Getting a new septic system installed is a two step process. The first step is to apply for a site evaluation. A septic system specialist will evaluate your property and identify the type of septic system needed and the best location for it. The second step is to apply for a septic system construction permit. Contact Malheur County Environmental Health for application forms or download application forms from this web site. There is a fee for a site evaluation as well as for the permit.

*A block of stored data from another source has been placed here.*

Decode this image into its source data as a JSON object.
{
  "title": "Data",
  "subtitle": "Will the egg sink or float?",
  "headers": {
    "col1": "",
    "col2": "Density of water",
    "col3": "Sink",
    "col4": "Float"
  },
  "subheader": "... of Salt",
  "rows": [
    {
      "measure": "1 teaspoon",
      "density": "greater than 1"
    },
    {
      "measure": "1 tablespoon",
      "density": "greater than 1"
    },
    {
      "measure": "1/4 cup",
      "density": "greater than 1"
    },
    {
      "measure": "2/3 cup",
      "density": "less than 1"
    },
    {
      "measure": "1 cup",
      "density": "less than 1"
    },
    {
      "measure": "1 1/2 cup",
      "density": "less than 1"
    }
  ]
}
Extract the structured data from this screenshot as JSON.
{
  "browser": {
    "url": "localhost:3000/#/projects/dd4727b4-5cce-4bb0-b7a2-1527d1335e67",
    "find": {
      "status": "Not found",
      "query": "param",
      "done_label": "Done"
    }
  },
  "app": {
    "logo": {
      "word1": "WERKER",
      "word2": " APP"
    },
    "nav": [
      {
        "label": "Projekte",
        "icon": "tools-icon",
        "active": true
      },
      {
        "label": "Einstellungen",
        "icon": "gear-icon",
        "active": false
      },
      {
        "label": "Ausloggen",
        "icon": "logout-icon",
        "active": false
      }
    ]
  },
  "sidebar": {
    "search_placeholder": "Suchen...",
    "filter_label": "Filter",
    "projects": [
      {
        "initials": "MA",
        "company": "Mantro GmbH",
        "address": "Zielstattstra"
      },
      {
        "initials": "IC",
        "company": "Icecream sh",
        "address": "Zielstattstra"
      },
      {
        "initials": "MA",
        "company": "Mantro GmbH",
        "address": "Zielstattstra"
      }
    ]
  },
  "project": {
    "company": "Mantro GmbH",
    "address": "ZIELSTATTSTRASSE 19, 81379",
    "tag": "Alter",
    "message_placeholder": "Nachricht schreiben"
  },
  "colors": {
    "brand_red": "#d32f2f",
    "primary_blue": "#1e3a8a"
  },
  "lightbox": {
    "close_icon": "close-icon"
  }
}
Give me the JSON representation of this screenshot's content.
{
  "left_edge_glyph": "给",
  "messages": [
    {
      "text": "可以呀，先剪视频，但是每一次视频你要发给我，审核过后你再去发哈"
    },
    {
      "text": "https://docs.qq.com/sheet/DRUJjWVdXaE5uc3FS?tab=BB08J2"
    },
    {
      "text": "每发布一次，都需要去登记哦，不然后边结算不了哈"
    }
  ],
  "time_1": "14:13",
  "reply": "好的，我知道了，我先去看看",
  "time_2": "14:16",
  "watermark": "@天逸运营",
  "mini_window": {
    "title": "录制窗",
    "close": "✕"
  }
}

 Guide to procedures for installing a new septic system

  

Maintaining septic systems

You can avoid costly repairs by having your septic tank inspected on a regular basis for solids accumulation. When the solids accumulation is greater than 40 percent, have your septic tank pumped by a DEQ-licensed pumper. A properly constructed and maintained system can last a long time if you follow some common Septic System DO’s and DON’Ts:

DON’T flush material that will not easily
decompose, such as hair, diapers, cigarette butts, matches, or feminine hygiene
products.
DO conserve water to avoid overloading the
system.
DON’T wash or flush medicines or hazardous
chemicals like paint, paint thinner and bleach into the system. They kill the
bacteria needed to decompose wastes in the septic tank and drain
field.
DO use substitutes for household hazardous
waste.
DON’T drive over the septic tank or drain
lines.
DO learn the location of your septic tank
and drain field. Keep a sketch of it handy with your maintenance record for
service visits.
DON’T plant anything over or near the drain
field except grass. Roots from nearby trees or shrubs may clog and damage drain
lines.
DO cover the drain field with a grass cover
to prevent erosion and remove excess water.
DON’T dig in your drain field or build anything
over it.
DO keep your septic tank cover accessible for inspections and pumping. Install risers if necessary.
DON’T cover the drain field with a hard surface
such as concrete or asphalt.
DO keep a detailed record of repairs, pumping, inspections, permits issued, and other maintenance activities.
DON’T make or allow repairs to your septic system without obtaining the required permit. Use professionally licensed septic contractors when needed.
DO divert other sources of water, like roof
drains, house footing drains, and sump pumps, away from the septic system.
Excessive water keeps the soil in the drain field from naturally cleansing the
wastewater.
DON’T use septic tank additives. These products
usually do not help and some may even be harmful to your
system.
DO have your septic tank pumped out
regularly by a DEQ licensed contractor.
DON’T allow backwash from home water softeners
to enter the septic system.
DO call a professional whenever you
experience problems with your system, or if there are any signs of system
failure.
DON’T enter your tank, any work to the tank
should be done from outside. Gases that can be generated in the tank and/or
oxygen depletion can be fatal.

 

Signs of septic system failure

Pools of water or soggy spots, foul odors, and/or dark gray or black soils in the area of your drain field. Water that surfaces over the drain field during heavy rain or when doing laundry. Sewage backs up into the lowest drains in the house. Gurgling of drains, slow drainage (check for clogs first). Soggy soil overlying the drain field.